Training Set Distribution:

  • Nucleus: 1769
  • Cell membrane: 1273
  • Secreted: 769
  • Cytoplasm: 684

Testing Set Distribution:

  • Nucleus: 442
  • Cell membrane: 319
  • Secreted: 192
  • Cytoplasm: 171

Protein Localization Prediction using k-mer Encoding and Multinomial Naïve Bayes

import pandas as pd
from sklearn.model_selection import train_test_split
from sklearn.preprocessing import LabelEncoder
from sklearn.feature_extraction.text import CountVectorizer
from sklearn.naive_bayes import MultinomialNB
from sklearn.metrics import accuracy_score, confusion_matrix

# Loading the filtered data
file_path = r"path_to_Exclusive_Location_ProteinsV1.xlsx"
data = pd.read_excel(file_path)

# Encoding subcellular locations as numerical labels
label_encoder = LabelEncoder()
data['Location_Code'] = label_encoder.fit_transform(data['Subcellular_Locations'])

# Splitting data into training and testing sets with stratification
X = data['Amino_Acid_Sequence']  # Input sequences
y = data['Location_Code']        # Encoded labels
X_train, X_test, y_train, y_test = train_test_split(X, y, test_size=0.2, random_state=42, stratify=y)

# Defining a function to generate k-mers from sequences (using 3-mers here)
def get_kmers(sequence, k=3):
    return [sequence[i:i+k] for i in range(len(sequence) - k + 1)]

# Converting sequences into 3-mers for training and testing
X_train_kmers = [' '.join(get_kmers(seq, k=3)) for seq in X_train]
X_test_kmers = [' '.join(get_kmers(seq, k=3)) for seq in X_test]

# Using CountVectorizer to create k-mer count features
vectorizer = CountVectorizer()
X_train_features = vectorizer.fit_transform(X_train_kmers)
X_test_features = vectorizer.transform(X_test_kmers)
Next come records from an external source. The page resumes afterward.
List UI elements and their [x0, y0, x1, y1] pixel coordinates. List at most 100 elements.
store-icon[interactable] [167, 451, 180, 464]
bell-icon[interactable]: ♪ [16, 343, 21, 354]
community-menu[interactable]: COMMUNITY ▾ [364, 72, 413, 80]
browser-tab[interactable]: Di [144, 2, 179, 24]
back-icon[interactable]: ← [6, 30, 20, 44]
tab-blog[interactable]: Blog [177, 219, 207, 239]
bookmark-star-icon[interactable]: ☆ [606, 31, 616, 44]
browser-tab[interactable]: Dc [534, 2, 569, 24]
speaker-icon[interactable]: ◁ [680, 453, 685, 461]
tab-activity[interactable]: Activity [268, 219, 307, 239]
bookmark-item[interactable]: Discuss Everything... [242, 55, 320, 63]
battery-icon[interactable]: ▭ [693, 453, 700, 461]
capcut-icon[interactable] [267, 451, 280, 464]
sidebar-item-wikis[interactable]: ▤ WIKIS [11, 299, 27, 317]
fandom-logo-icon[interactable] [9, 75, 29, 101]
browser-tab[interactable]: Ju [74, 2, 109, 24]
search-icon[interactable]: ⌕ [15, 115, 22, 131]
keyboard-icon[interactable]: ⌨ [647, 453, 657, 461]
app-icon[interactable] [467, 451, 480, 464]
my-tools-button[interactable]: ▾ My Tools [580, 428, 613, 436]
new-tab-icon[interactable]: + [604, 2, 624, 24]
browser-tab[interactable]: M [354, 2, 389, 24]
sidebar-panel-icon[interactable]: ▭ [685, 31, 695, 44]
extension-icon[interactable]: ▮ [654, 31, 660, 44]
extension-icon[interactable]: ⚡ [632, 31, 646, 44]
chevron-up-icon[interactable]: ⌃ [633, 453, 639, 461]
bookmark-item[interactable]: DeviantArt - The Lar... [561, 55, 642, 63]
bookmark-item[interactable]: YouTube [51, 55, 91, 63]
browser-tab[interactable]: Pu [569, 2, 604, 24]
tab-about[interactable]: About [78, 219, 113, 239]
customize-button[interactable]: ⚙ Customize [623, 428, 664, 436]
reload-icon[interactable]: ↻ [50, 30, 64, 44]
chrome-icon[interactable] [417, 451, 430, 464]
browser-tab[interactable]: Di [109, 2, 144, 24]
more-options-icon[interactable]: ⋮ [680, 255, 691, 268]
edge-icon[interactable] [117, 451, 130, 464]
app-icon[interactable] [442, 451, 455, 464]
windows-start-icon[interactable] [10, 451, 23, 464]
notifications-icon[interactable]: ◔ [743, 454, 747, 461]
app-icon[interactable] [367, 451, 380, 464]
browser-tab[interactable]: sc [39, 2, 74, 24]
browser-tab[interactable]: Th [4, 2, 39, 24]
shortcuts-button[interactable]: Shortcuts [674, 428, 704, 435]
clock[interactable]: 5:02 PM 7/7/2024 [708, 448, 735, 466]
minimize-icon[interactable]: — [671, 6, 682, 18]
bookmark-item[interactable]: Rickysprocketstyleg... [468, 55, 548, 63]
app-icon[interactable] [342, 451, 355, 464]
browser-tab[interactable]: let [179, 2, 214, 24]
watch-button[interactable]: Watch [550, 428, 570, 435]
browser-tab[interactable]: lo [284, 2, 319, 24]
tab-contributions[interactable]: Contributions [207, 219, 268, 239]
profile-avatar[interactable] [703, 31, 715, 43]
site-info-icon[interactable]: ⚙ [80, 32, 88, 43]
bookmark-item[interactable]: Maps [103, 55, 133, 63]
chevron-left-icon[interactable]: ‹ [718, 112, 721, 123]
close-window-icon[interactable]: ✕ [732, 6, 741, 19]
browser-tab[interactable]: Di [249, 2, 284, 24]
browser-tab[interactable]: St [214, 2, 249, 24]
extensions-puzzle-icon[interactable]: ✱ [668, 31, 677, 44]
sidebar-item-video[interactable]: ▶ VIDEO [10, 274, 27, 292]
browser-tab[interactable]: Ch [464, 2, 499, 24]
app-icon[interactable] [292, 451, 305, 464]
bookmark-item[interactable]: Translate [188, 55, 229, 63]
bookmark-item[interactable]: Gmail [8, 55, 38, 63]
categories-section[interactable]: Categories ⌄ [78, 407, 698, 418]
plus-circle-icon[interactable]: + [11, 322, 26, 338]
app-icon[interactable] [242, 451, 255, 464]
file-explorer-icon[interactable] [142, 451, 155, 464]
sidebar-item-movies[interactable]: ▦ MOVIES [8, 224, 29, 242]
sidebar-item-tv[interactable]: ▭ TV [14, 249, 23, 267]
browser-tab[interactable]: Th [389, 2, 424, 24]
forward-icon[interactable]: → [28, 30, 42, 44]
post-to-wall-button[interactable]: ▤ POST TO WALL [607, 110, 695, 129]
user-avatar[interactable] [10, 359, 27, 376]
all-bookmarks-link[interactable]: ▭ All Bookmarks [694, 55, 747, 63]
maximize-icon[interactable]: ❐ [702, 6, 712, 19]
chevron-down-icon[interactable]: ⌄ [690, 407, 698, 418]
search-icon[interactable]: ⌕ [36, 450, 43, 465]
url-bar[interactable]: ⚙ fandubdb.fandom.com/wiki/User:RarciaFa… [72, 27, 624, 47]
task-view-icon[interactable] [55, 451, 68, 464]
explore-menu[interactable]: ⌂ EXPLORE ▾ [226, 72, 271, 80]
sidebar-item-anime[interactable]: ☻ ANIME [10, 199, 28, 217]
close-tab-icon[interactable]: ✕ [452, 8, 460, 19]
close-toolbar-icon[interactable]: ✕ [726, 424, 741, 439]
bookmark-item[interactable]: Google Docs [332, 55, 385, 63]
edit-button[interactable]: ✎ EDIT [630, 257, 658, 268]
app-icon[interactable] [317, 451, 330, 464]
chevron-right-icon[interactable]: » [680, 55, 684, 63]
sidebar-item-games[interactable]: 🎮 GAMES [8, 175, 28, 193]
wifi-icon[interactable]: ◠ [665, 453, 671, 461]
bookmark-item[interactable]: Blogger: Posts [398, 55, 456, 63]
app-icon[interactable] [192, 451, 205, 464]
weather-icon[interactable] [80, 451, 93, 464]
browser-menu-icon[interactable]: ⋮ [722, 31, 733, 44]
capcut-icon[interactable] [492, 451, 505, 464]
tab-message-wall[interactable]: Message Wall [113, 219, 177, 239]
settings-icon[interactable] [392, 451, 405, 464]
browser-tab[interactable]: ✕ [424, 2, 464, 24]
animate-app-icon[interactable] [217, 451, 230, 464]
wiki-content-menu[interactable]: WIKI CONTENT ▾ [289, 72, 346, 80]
# Training the Multinomial Naïve Bayes model
model = MultinomialNB()
model.fit(X_train_features, y_train)

# Making predictions on the test set
y_pred = model.predict(X_test_features)

# Evaluating the model
accuracy = accuracy_score(y_test, y_pred)
conf_matrix = confusion_matrix(y_test, y_pred)

# Printing results
print(f"Accuracy: {accuracy:.2f}")
print("Confusion Matrix:")
print(conf_matrix)

# Showing label mappings for reference
label_mappings = dict(zip(label_encoder.classes_, label_encoder.transform(label_encoder.classes_)))
print("Label mappings:", label_mappings)

Output

Summary

The model achieved an accuracy of 68% in predicting protein locations within a cell. It performed well in identifying nuclear proteins but sometimes confused them with proteins localized to the cytoplasm or cell membrane. Considering the complexity of this task, the model’s performance is reasonable, though there is room for improvement. Increasing accuracy may involve using larger k-mers or more advanced encoding techniques to capture additional sequence context. However, protein sequences are inherently complex, and certain localization signals may be subtle or not fully evident from the sequence alone, which presents a technical limitation.